Usted agarra las conchas de una piña que ya lavó bien y cuya pulpa usó para lo que quiso. Esas conchas –¡no las bote!– colóquelas en una jarra o si es en un recipiente de barro mejor, lo importante es evitar el metal. Le agrega agua potable, preferiblemente hervida, a temperatura ambiente, que las cubra o un poco más y papelón (panela). Lo tapa y lo deja en un lugar que olvide por unos días pero que no sea tan oculto como para abandonar. El sitial preferido de mi abuela para los fermentos era encima de la nevera, como coronando la cocina. Lo revuelve con paleta de madera por ahí cada dos días y lo va probando. ¿Qué tan fuerte?, como lo prefiera. Si es para una cuestión de salud, para subsanar problemas gástricos, aumentar las defensas o por salud preventiva, conviene no dejarlo tan fuerte. De tres a cuatro días es suficiente y se toma el equivalente a un vasito de café de panadería diario. Si es para las amibas, la misma cantidad tres veces por día. Si es para un niño o niña, dos o tres deditos tres veces al día para curar la parasitosis; igual, si es para una persona con una enfermedad crónica.

Ahora, sí lo que desea es alegrarse la vida y brindar en una ocasión especial, déjelo fermentar más tiempo y lo va probando. Puede agregar aromas como clavos, canela, pimienta guayabita y jengibre o incluso cúrcuma. Y tome en cuenta que es un licor, para que restrinja su ingesta a quien no deba consumir alcohol. Esa misma base le sirve para realizar vinagre. Solo debe poner una tela en vez de una tapa y que la boca del envase sea más grande para que le entre abundante oxígeno. Lo deja mucho más tiempo y al cabo de uno o dos meses (dependiendo de la temperatura) tendrá una solución avinagrada que se sorprenderá como emulsiona una buena vinagreta.
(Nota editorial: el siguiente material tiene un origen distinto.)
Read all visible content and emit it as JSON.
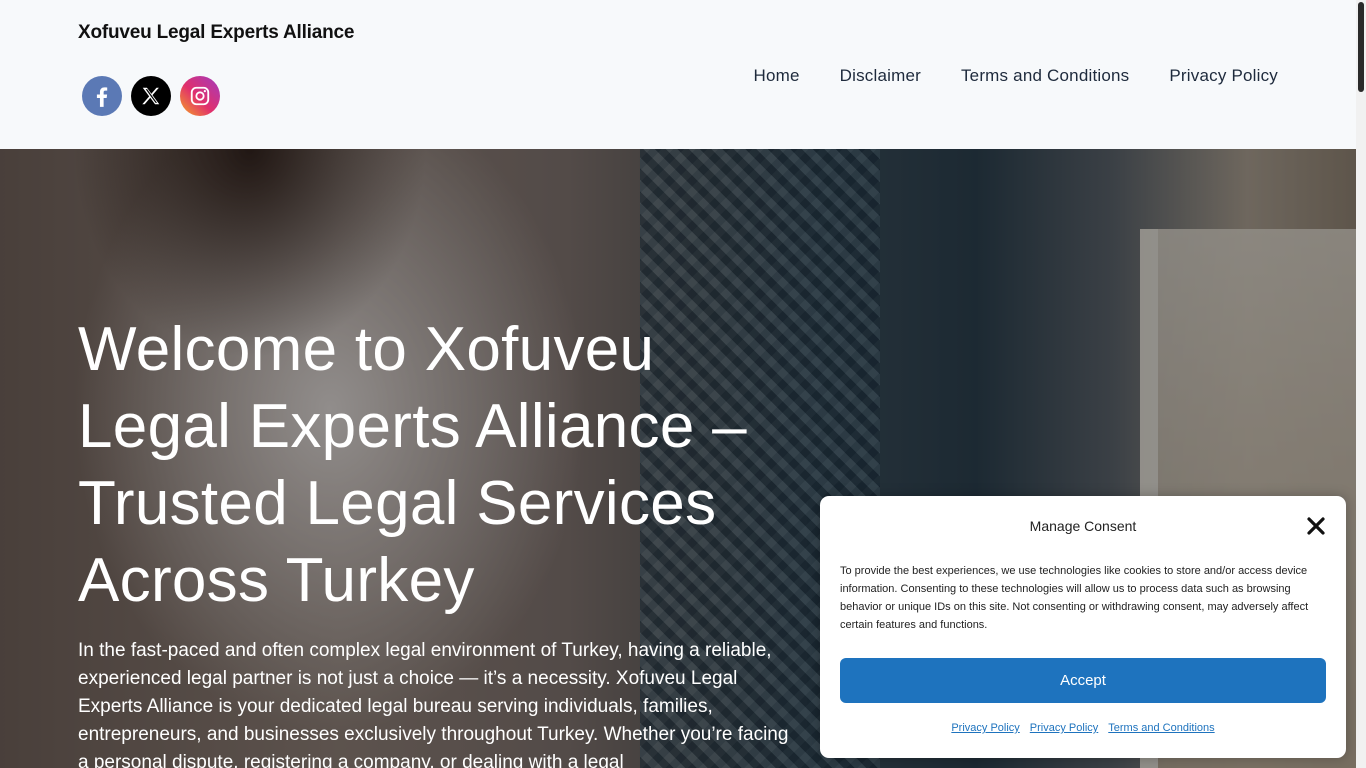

Este vinagre también funciona para la limpieza, lustre del cabello y todos esos remedios que en Internet dicen: “vinagre de manzana”. Igualmente usted puede hacer exactamente lo mismo con manzanitas criollas.

Se estará preguntando: “¿Y los hongos… el kéfir, la kombucha…?” En una próxima entrega también le estaremos sacando punta a los engaños al respecto.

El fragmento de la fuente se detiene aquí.